JUBA — On this day, 9th January, in 2005, Sudan marked a historic turning point when the warring Sudan People’s Liberation Movement/Army (SPLM/A) and the National Congress Party (NCP) signed the Comprehensive Peace Agreement (CPA) in Nairobi, Kenya.
The CPA formally ended the Second Sudanese Civil War, a conflict that had lasted over two decades and claimed the lives of an estimated two million people.
The agreement was the result of prolonged negotiations mediated by the Intergovernmental Authority on Development (IGAD) with strong regional and international support.

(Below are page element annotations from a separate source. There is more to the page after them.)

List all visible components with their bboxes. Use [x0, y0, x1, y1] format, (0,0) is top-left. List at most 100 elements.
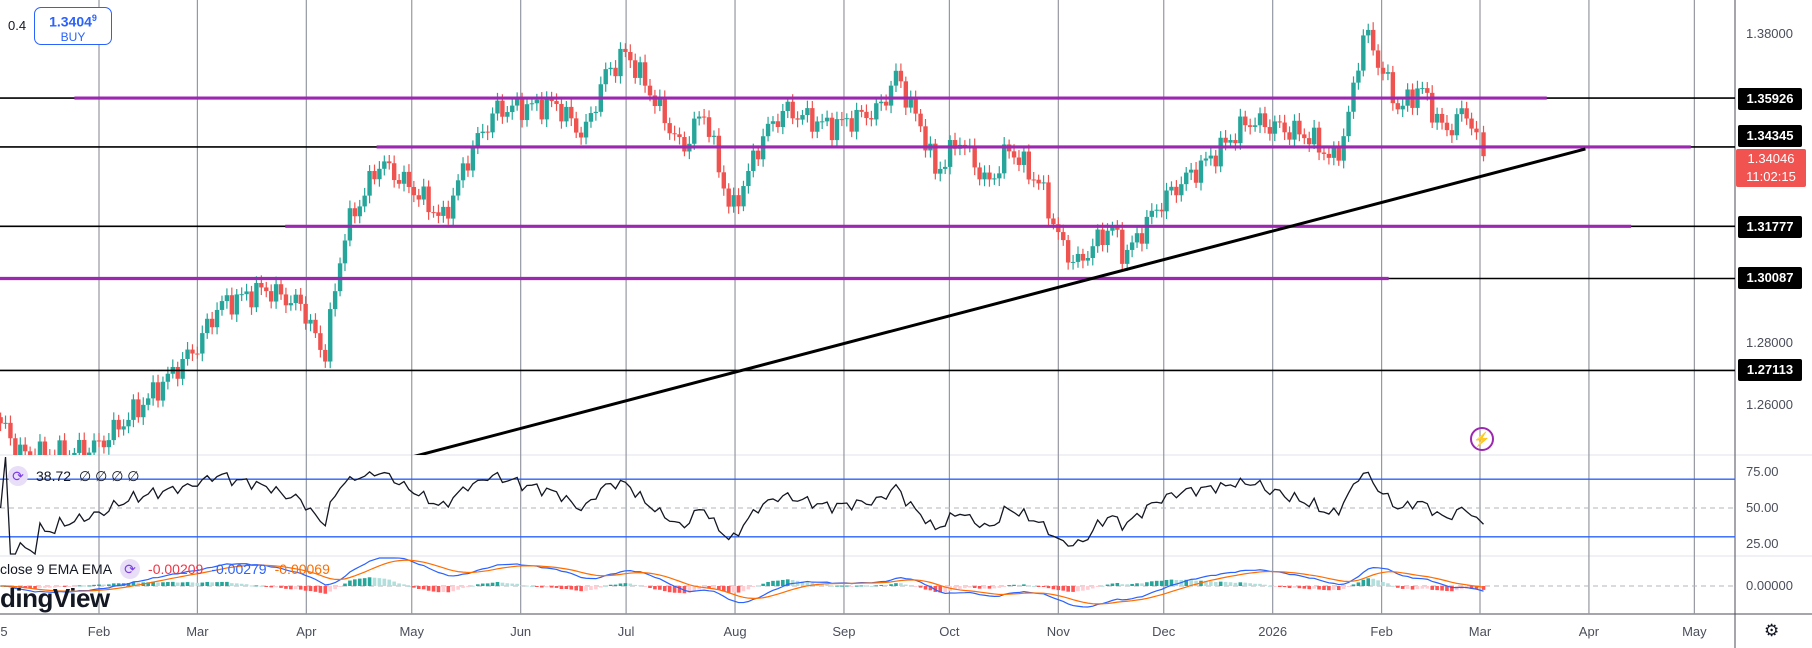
macd-histogram-bar: [471, 585, 475, 587]
refresh-cycle-icon[interactable]: ⟳: [120, 559, 141, 579]
macd-histogram-bar: [62, 586, 67, 587]
candle-body: [815, 121, 820, 132]
candle-body: [751, 150, 756, 172]
candle-body: [1469, 118, 1474, 129]
macd-histogram-bar: [638, 585, 642, 587]
candle-body: [145, 398, 151, 405]
candle-body: [1169, 186, 1174, 191]
macd-histogram-bar: [1145, 582, 1149, 586]
candle-body: [692, 118, 697, 144]
macd-histogram-bar: [633, 584, 638, 586]
candle-body: [264, 287, 269, 292]
macd-histogram-bar: [387, 579, 392, 586]
candle-body: [657, 97, 663, 107]
candle-body: [1434, 113, 1440, 123]
candle-body: [923, 126, 928, 151]
macd-histogram-bar: [136, 582, 141, 586]
candle-body: [446, 206, 451, 219]
candle-body: [1257, 113, 1263, 126]
macd-histogram-bar: [175, 582, 180, 586]
macd-histogram-bar: [1253, 583, 1257, 586]
candle-body: [121, 426, 126, 430]
macd-histogram-bar: [751, 586, 756, 587]
candle-body: [652, 95, 658, 107]
candle-body: [1247, 125, 1253, 127]
macd-histogram-bar: [1440, 586, 1444, 591]
macd-histogram-bar: [38, 586, 42, 588]
candle-body: [377, 168, 382, 180]
candle-body: [972, 145, 977, 168]
rsi-tick: 75.00: [1746, 464, 1779, 479]
candle-body: [175, 366, 180, 379]
candle-body: [780, 110, 786, 128]
macd-histogram-bar: [658, 586, 662, 590]
tradingview-watermark: dingView: [0, 583, 110, 613]
candle-body: [1090, 246, 1095, 258]
macd-histogram-bar: [412, 586, 416, 588]
buy-button[interactable]: 1.34049 BUY: [34, 7, 112, 45]
candle-body: [23, 444, 28, 452]
macd-histogram-bar: [992, 586, 997, 589]
macd-histogram-bar: [1100, 585, 1105, 587]
macd-histogram-bar: [785, 579, 790, 586]
candle-body: [677, 134, 682, 138]
candle-body: [1326, 153, 1332, 158]
macd-histogram-bar: [1302, 586, 1307, 589]
candle-body: [534, 99, 540, 104]
signal-value: -0.00279: [211, 561, 267, 577]
candle-body: [1174, 186, 1179, 196]
candle-body: [578, 132, 584, 138]
macd-histogram-bar: [1243, 582, 1248, 586]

Key provisions of the CPA included a six-year interim period of shared governance between North and South Sudan, wealth and power sharing arrangements, particularly regarding oil revenues, security arrangements, including the formation of Joint Integrated Units, and recognition of the right to self-determination for Southern Sudan through a referendum.
The 250-page agreement created an extensive system of relations between the north and the south. Experts described it as a document of tremendous intricacy, a stark reminder that Sudan was torn by multiple intersecting conflicts and not just by a division between the Arab and Islamic north and the African and Christian or animist south, as is often portrayed.
The CPA paved the way for the 2011 referendum, in which the people of South Sudan voted overwhelmingly for independence, leading to the creation of the Republic of South Sudan on 9 July 2011.
Despite later challenges and conflicts, the signing of the CPA remains one of the most significant milestones in Sudanese and African peace-making history.